11:42 How productivity gains vary by task complexity and project maturity (Greenfield vs. Brownfield).
14:21 The impact of programming language popularity on AI's effectiveness.
15:42 How codebase size affects AI-driven productivity gains.
17:22 The final conclusions of the study.

Transcript

In January of this year, Mark Zuckerberg said that he was going to replace all of the mid-level engineers at Meta with AI by the end of the year. I think Mark was a bit optimistic. And he was probably acting like a good CEO would to inspire a vision and also probably to keep the Facebook stock price up.

But what Mark also did was create a lot of trouble for CTOs worldwide. Why?

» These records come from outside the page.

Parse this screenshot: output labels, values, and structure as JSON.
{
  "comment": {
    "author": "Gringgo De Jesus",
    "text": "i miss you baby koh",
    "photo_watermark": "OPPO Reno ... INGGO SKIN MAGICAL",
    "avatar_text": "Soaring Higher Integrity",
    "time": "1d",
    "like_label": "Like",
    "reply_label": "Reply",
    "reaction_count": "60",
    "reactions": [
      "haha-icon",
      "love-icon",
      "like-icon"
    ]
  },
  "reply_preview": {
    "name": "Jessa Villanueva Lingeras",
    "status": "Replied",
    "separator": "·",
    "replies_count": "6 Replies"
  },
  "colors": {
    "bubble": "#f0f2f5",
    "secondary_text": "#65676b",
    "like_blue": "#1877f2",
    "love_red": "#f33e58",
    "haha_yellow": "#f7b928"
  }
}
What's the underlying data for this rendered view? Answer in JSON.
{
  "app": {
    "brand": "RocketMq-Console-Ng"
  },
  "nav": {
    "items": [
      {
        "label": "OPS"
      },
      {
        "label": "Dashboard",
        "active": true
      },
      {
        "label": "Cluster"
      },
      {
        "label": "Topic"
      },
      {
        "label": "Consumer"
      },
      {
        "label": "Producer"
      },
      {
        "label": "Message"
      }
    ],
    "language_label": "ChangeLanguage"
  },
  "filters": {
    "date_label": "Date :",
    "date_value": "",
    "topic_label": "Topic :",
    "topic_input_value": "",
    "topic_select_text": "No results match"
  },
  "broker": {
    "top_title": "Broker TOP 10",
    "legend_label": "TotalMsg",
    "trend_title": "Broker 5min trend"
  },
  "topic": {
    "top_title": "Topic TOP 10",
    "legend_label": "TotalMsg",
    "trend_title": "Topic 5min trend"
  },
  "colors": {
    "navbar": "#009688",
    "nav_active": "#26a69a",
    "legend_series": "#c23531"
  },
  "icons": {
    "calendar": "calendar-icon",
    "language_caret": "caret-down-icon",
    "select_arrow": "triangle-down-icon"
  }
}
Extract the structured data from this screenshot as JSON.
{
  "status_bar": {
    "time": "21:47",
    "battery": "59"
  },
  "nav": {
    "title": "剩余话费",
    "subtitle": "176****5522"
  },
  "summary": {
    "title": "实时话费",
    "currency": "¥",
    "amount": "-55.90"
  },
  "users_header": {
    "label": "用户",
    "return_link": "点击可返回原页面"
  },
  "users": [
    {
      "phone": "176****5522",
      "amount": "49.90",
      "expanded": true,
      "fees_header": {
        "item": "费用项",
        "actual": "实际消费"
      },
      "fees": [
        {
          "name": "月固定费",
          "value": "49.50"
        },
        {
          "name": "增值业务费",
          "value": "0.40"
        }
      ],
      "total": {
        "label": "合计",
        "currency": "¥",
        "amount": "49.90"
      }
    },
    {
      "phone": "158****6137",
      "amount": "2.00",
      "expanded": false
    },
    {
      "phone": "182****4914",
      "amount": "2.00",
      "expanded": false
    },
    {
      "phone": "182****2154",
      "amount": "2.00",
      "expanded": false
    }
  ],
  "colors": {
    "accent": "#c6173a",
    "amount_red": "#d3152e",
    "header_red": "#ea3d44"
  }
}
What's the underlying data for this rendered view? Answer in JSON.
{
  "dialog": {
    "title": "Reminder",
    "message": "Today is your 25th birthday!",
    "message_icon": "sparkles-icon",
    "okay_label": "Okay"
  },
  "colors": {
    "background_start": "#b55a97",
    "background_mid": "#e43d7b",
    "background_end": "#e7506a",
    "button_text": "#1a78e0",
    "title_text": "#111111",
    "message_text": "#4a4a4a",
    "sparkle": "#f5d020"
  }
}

Because after Mark said that, every single CEO in the world almost turned to their CTO and said, "Hey, Mark says he's going to replace all of his developers with AI. Where are we in that journey?" And the answer probably was, honestly, not very far.

And we're not sure we're going to do that. And so I personally think hopefully this is not, you know, going to change, but I don't think AI is going to replace developers entirely, at least this year, let alone at Meta, right? But I do think that AI increases developer productivity, but there's also cases in which it decreases developer productivity.

So AI or using AI for coding is not a one size fits all solution. And there are cases in which it shouldn't be used. And so for the past three years, we've been running one of the largest studies on software engineering productivity at Stanford. And we've done this in a time series and cross sectional way.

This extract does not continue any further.